Banded compost applied under the vine row as a soil amendment - Willunga, McLaren Vale Wine Region, SA.

Wednesday, March 14, 2018

Shoot Growth Post Harvest - Is this a problem?

The importance of the post-harvest period is largely determined by climate, variety, yield, and management prior to harvest. Vines will tolerate a season or two with limited post-harvest irrigation, but productivity will eventually be reduced if this continues over many seasons. In the same vain they are thought to tolerate excessive irrigation and fertiliser for one or two seasons before  the vine becomes unbalanced. 

Clearly in the picture below the rate of fertiliser and irrigation has been too high and the vines have re-shot.
Excessive shoot re-growth in Shiraz - 3/4/13.
With all organic options it is best to check with us and your certification body before use! 

For conventional vineyards DJ's also recommend using 'soft' fertiliser products instead of Urea which is straight Nitrogen. DJ's use techgrade MAP, NutriPHlow or a specialist fertiliser like KRISTALON which contain a combination of Nitrogen, Phosphorous and Potassium.

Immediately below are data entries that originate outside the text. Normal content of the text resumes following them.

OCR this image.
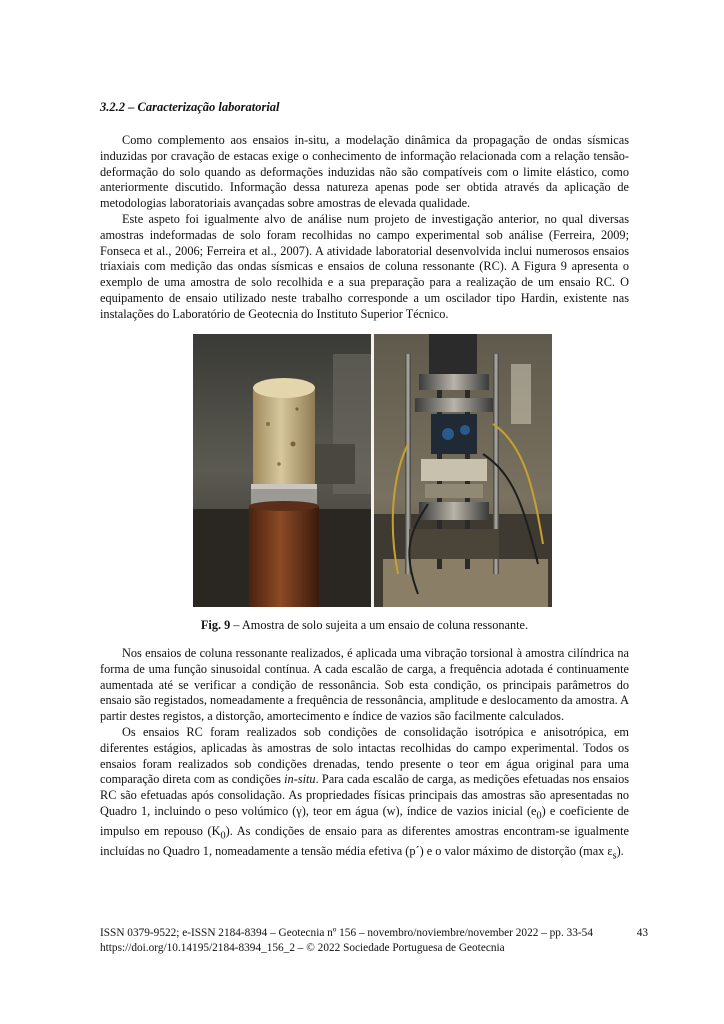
3.2.2 – Caracterização laboratorial

Como complemento aos ensaios in-situ, a modelação dinâmica da propagação de ondas sísmicas induzidas por cravação de estacas exige o conhecimento de informação relacionada com a relação tensão-deformação do solo quando as deformações induzidas não são compatíveis com o limite elástico, como anteriormente discutido. Informação dessa natureza apenas pode ser obtida através da aplicação de metodologias laboratoriais avançadas sobre amostras de elevada qualidade.

Este aspeto foi igualmente alvo de análise num projeto de investigação anterior, no qual diversas amostras indeformadas de solo foram recolhidas no campo experimental sob análise (Ferreira, 2009; Fonseca et al., 2006; Ferreira et al., 2007). A atividade laboratorial desenvolvida inclui numerosos ensaios triaxiais com medição das ondas sísmicas e ensaios de coluna ressonante (RC). A Figura 9 apresenta o exemplo de uma amostra de solo recolhida e a sua preparação para a realização de um ensaio RC. O equipamento de ensaio utilizado neste trabalho corresponde a um oscilador tipo Hardin, existente nas instalações do Laboratório de Geotecnia do Instituto Superior Técnico.

Fig. 9 – Amostra de solo sujeita a um ensaio de coluna ressonante.

Nos ensaios de coluna ressonante realizados, é aplicada uma vibração torsional à amostra cilíndrica na forma de uma função sinusoidal contínua. A cada escalão de carga, a frequência adotada é continuamente aumentada até se verificar a condição de ressonância. Sob esta condição, os principais parâmetros do ensaio são registados, nomeadamente a frequência de ressonância, amplitude e deslocamento da amostra. A partir destes registos, a distorção, amortecimento e índice de vazios são facilmente calculados.

Os ensaios RC foram realizados sob condições de consolidação isotrópica e anisotrópica, em diferentes estágios, aplicadas às amostras de solo intactas recolhidas do campo experimental. Todos os ensaios foram realizados sob condições drenadas, tendo presente o teor em água original para uma comparação direta com as condições in-situ. Para cada escalão de carga, as medições efetuadas nos ensaios RC são efetuadas após consolidação. As propriedades físicas principais das amostras são apresentadas no Quadro 1, incluindo o peso volúmico (γ), teor em água (w), índice de vazios inicial $(e_0)$ e coeficiente de impulso em repouso $(K_0)$. As condições de ensaio para as diferentes amostras encontram-se igualmente incluídas no Quadro 1, nomeadamente a tensão média efetiva (p´) e o valor máximo de distorção (max $\varepsilon_s$).

ISSN 0379-9522; e-ISSN 2184-8394 – Geotecnia nº 156 – novembro/noviembre/november 2022 – pp. 33-54	43
https://doi.org/10.14195/2184-8394_156_2 – © 2022 Sociedade Portuguesa de Geotecnia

We recommend this because:
  • Like carbohydrates, grapevines require a supply of nutrients from stored reserves to support growth in early spring. Nitrogen in the roots and wood follows a similar pattern to carbohydrates and post-harvest applications will influence the nitrogen status of the vine in the following season.  
  • These products are highly soluble.
  • The role of other nutrient reserves is less well understood, but post-harvest uptake of phosphorus does appear to be important. To a lesser extent, magnesium, calcium and potassium uptake after harvest will also contribute to growth in the following spring. Little is known about the role of other nutrients carried over winter in grapevine tissues.
Further reading.


Thursday, May 11, 2017

Bud Dissection - Q&A


I am curious about looking at grapevine buds under the microscope.

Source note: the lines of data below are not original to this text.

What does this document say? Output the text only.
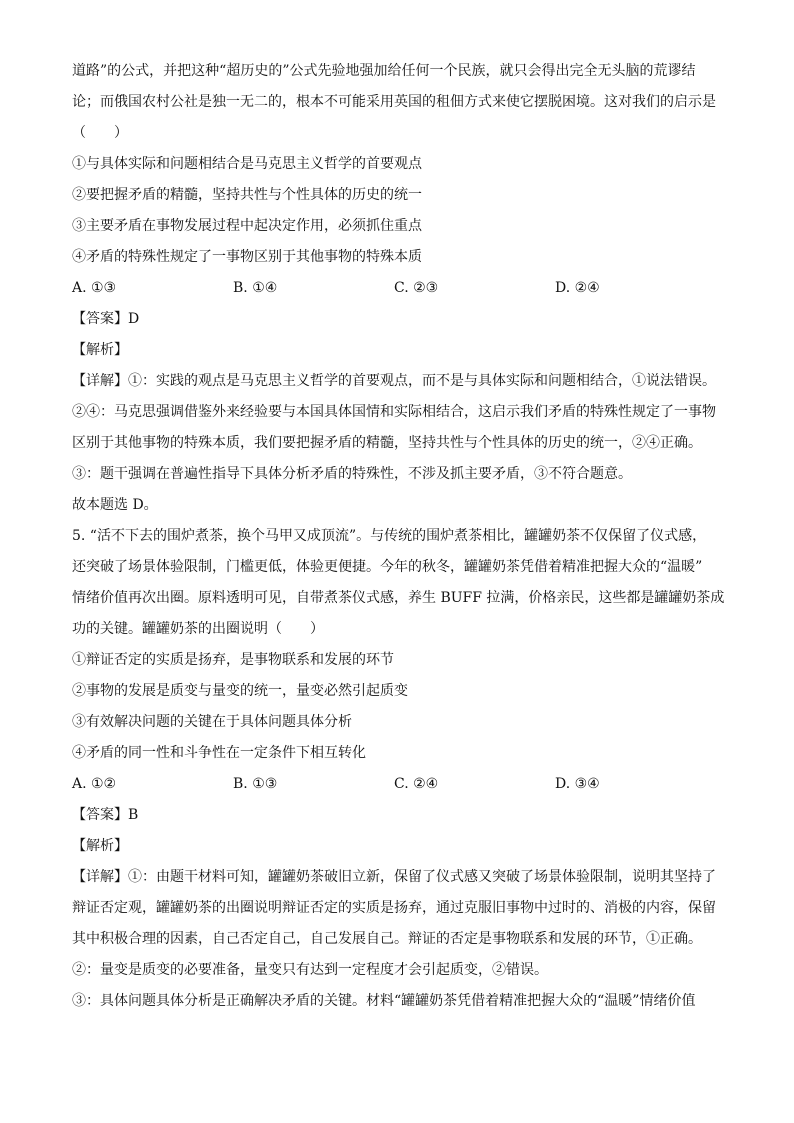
道路”的公式，并把这种“超历史的”公式先验地强加给任何一个民族，就只会得出完全无头脑的荒谬结
论；而俄国农村公社是独一无二的，根本不可能采用英国的租佃方式来使它摆脱困境。这对我们的启示是
（　　）
①与具体实际和问题相结合是马克思主义哲学的首要观点
②要把握矛盾的精髓，坚持共性与个性具体的历史的统一
③主要矛盾在事物发展过程中起决定作用，必须抓住重点
④矛盾的特殊性规定了一事物区别于其他事物的特殊本质
A. ①③	B. ①④	C. ②③	D. ②④
【答案】D
【解析】
【详解】①：实践的观点是马克思主义哲学的首要观点，而不是与具体实际和问题相结合，①说法错误。
②④：马克思强调借鉴外来经验要与本国具体国情和实际相结合，这启示我们矛盾的特殊性规定了一事物
区别于其他事物的特殊本质，我们要把握矛盾的精髓，坚持共性与个性具体的历史的统一，②④正确。
③：题干强调在普遍性指导下具体分析矛盾的特殊性，不涉及抓主要矛盾，③不符合题意。
故本题选 D。
5. “活不下去的围炉煮茶，换个马甲又成顶流”。与传统的围炉煮茶相比，罐罐奶茶不仅保留了仪式感，
还突破了场景体验限制，门槛更低，体验更便捷。今年的秋冬，罐罐奶茶凭借着精准把握大众的“温暖”
情绪价值再次出圈。原料透明可见，自带煮茶仪式感，养生 BUFF 拉满，价格亲民，这些都是罐罐奶茶成
功的关键。罐罐奶茶的出圈说明（　　）
①辩证否定的实质是扬弃，是事物联系和发展的环节
②事物的发展是质变与量变的统一，量变必然引起质变
③有效解决问题的关键在于具体问题具体分析
④矛盾的同一性和斗争性在一定条件下相互转化
A. ①②	B. ①③	C. ②④	D. ③④
【答案】B
【解析】
【详解】①：由题干材料可知，罐罐奶茶破旧立新，保留了仪式感又突破了场景体验限制，说明其坚持了
辩证否定观，罐罐奶茶的出圈说明辩证否定的实质是扬弃，通过克服旧事物中过时的、消极的内容，保留
其中积极合理的因素，自己否定自己，自己发展自己。辩证的否定是事物联系和发展的环节，①正确。
②：量变是质变的必要准备，量变只有达到一定程度才会引起质变，②错误。
③：具体问题具体分析是正确解决矛盾的关键。材料“罐罐奶茶凭借着精准把握大众的“温暖”情绪价值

Could you also please let me know how many buds you can dissect in an hour, as I have a uni project to do on yield analysis and the number would be of assistance.

Many thanks,


Dear Andrew,

Almost anyone can learn to dissect buds, but not everyone has the patience to sit down and complete many samples. We use a compound microscope with to eye lenses that give a stereoscopic view of the inside of the bud.  This allows us to assess the internal bud structure and look at the inflorescence primordia which are the structures that develop into grapevine flowers.

Bud Dissection.

We would average two to three buds a minute, therefore it takes us between one and one and half hours to complete a vineyard (30x; 5x bud canes).  We would generally limit ourselves to three vineyards per day to keep our eyes fresh.

The time it takes to dissect buds under a microscope varies from variety to variety. Sauvignon Blanc has small buds and small inflorescences which make it the slowest variety to assess. Grenache has large buds and large inflorescences which are the quickest to assess.

Low bud fruitfulness and high primary bud necrosis is linked to vigourous vineyards.


Internal bud structure.
We perform dissections to look for low fruitfulness and assess the level of primary bud necrosis.

If we find problems with fruitfulness eg. levels below 1 bunch per bud (inflorescence primordia per bud), or high levels of bud death from primary bud necrosis, we advise growers to change their pruning in the short term and look at their management in the long term.

It is when you find blocks like these bud dissections come into their own as a vineyard tool.

DJ's agronomist Matthew Wilson says,  

"Vineyards with high levels of lateral shoot growth can show low levels of fruitfulness. Primary bud necrosis is often common in vigorous vines and this is contributing to low fruitfulness. If you can catch this before pruning you can take action to prevent correspondingly low yields at harvest."

Primary Bud Necrosis (PBN) note how the centre bud has died but the two secondary buds are viable. This would indicate that secondary buds will burst in place of the larger primary bud.